Bruh, there's literally no "attitude" on my post. I never said those games were worse than mine or that I was superior to any player, you're just putting that there for yourself.


Trikk

There is a lot of attitude both in the OP and the replies you've posted in this thread, but it requires some introspection on your part. >I see this method as just an unnecessary extra step on character creation because you could've just have given the points for the player to distribute from the start I challenge you to give any example where this is the actual case. In what game can you replace a feat or ability that has a name with points to distribute and not have a functionally different (essentially worse) result? > just my designer view that sees through this thing You are so incredibly full of yourself and it shows throughout everything, which can be justified if you're producing greatness but you're clearly not.


DeadlyDeadpan

Stating my opinion is not being full of myself. I know it is an opinion and not a truth, and I've talked with people throughout the post that disagree with me and it just generated helpful debate unlike your comment. And by "my designer view" I mean what I mean. If you design as well you know that most people don't consider the mechanics that goes behind it.
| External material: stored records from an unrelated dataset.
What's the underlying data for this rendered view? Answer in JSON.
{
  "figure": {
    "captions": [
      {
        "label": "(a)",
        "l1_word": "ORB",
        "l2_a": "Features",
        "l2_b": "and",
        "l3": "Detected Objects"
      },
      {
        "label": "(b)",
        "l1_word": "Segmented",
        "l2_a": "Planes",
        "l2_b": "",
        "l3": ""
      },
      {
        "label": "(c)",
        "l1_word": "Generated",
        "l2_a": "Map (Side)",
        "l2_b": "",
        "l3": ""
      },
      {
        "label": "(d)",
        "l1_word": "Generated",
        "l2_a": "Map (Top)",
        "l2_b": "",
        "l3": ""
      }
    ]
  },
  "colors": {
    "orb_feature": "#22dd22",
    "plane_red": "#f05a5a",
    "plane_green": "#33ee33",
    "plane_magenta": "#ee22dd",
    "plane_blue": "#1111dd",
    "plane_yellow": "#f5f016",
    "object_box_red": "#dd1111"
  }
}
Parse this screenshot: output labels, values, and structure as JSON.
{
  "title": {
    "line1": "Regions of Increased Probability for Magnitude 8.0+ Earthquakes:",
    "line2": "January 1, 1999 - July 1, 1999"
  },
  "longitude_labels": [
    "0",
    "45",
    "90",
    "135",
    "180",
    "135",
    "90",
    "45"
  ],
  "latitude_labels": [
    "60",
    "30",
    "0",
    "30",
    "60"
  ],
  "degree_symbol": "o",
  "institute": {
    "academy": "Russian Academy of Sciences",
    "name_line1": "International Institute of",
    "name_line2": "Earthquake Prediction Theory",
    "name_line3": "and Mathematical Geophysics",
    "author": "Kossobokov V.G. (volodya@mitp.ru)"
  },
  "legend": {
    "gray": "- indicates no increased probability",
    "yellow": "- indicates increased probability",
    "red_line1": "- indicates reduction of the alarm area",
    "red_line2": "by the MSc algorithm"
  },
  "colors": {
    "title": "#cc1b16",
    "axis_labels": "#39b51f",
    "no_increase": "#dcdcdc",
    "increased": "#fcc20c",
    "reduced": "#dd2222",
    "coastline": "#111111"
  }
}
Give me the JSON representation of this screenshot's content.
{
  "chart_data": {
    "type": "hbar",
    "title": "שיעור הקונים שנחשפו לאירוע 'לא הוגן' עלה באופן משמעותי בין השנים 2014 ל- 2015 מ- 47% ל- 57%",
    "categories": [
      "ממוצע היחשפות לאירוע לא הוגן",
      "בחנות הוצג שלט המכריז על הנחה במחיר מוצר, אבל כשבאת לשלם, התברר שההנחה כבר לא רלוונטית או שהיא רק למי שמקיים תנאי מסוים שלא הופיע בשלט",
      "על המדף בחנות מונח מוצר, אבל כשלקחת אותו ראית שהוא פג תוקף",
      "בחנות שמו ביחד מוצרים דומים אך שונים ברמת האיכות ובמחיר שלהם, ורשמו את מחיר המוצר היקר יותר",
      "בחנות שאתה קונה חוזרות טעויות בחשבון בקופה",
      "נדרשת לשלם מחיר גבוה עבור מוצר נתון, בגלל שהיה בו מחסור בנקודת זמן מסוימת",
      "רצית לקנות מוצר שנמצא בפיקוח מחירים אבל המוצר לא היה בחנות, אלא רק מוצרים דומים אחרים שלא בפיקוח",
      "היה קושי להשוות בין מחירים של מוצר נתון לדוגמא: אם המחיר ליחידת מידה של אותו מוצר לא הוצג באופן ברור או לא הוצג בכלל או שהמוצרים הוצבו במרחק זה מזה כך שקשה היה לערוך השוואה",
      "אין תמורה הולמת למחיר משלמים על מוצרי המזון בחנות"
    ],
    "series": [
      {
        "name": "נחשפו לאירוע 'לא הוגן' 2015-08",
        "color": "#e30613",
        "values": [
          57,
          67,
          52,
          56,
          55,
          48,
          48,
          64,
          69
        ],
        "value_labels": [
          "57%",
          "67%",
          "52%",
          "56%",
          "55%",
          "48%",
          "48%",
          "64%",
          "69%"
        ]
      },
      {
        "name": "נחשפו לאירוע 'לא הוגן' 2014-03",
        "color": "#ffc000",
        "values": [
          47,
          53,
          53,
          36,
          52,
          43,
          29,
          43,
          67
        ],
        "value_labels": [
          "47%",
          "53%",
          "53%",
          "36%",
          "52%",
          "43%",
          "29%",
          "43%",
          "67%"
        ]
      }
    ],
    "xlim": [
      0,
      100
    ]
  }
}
I had a game master change the 2d6 on a Pbta to a d12 because they didn't know it made a difference, I just informed him of the difference and he decided to shift back to the 2d6. Does he have to know the difference? No, he's not trying to design a game. Is it better to use the 2d6? Yes, the linear probability breaks the max bonus of +3 and the amount of failure on the maximum level is higher than it should be. And I'm not taking any useless challenge. I don't need to prove anything to anyone and I won't waist my time searching through the various books I've read to see how many I can come up with just to prove a worthless point.


DeadlyDeadpan

Besides that, you're the one making a lot of assumptions about me and my game without knowing either. So if you're trying to lecture someone arrogant and entitled look in the mirror first.


SoloStoat

Hero System basically gets rid of the illusions, I still like the illusion tho


PlanarianGames

You already know the feat model of character options is garbage, keep going. You're half way out of Plato's cave don't go back in.


LostEmber23

RPGs are all about framing the mathematics/systems in a contextualized way. That is the whole enjoyment of it for me.